Les chercheurs supposent que l’augmentation de la demande pour faire face à l’absence de cette espèce sur les marchés asiatiques pourrait expliquer la flambée du prix du pangolin que les auteurs ont découvert. Dans les marchés de villes, en 2014, le prix du pangolin géant terrestre (Smutsia gigantea) était 5,8 fois plus élevé que son prix en 1993.
En 2016, la Convention sur le commerce international des espèces de faune et de flore sauvages menacées d’extinction, ou CITES, a interdit le commerce international des pangolins. Mais, comme les auteurs le soulignent, cette directive n’est pas accompagnée des outils pour assurer son renforcement. Celui-ci est laissé à la charge des pays où le commerce se déroule.
Ingram nous a dit : “il est crucial que nous examinions comment l’augmentation de la chasse est liée avec le commerce illégal d’animaux sauvages. L’engagement des gouvernements et des locaux sera critique pour la conservation des pangolins africains.”
L’étude recommande entre autres de commencer par s’attaquer aux marchés locaux des pangolins en identifiant les endroits où la chasse est intolérable. Mais les chercheurs notent aussi, avant qu’il ne soit trop tard, que le renforcement et la surveillance doivent se produire à travers la chaîne d’approvisionnement, incluant l’Asie et la Chine en particulier où la demande du consommateur est à son maximum.

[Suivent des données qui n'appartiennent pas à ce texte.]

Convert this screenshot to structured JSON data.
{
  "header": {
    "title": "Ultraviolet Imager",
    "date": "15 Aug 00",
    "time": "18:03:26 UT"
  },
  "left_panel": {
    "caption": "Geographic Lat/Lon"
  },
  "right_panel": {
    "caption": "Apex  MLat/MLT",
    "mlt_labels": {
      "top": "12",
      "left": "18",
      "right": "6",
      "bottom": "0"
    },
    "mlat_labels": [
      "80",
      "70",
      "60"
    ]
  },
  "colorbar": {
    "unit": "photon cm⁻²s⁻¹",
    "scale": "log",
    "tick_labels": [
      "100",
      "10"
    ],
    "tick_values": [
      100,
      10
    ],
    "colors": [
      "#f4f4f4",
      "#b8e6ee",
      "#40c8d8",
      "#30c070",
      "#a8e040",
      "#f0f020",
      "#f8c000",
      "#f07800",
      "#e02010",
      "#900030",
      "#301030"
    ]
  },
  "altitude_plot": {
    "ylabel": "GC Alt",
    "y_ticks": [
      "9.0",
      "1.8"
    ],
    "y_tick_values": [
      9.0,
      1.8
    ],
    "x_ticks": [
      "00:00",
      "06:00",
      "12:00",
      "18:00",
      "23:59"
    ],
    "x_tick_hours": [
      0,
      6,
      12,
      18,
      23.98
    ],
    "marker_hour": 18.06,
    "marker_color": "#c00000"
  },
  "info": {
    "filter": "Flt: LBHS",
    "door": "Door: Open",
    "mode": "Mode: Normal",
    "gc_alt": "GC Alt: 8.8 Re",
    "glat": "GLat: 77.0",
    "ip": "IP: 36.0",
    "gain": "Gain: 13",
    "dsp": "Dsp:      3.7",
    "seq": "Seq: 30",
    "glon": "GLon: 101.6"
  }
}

Ingram a dit : “si nous n’agissons pas maintenant pour mieux comprendre et protéger ces animaux charismatiques, nous risquons de les perdre dans le futur.”
CITATIONS
- Challender, D. W., Waterman, C., & Baillie, J. E. (2014). Scaling up pangolin conservation. IUCN SSC Pangolin Specialist Group Conservation Action Plan. Zoological Society of London, London, UK.
- Ingram, D. J., Coad, L., Abernethy, K. A., Maisels, F., Stokes, E. J., Bobo, K. S., … & Holmern, T. (2017). Assessing Africa‐Wide Pangolin Exploitation by Scaling Local Data. Conservation Letters.
Image en tête ©Tim Lewthwaite, WCS.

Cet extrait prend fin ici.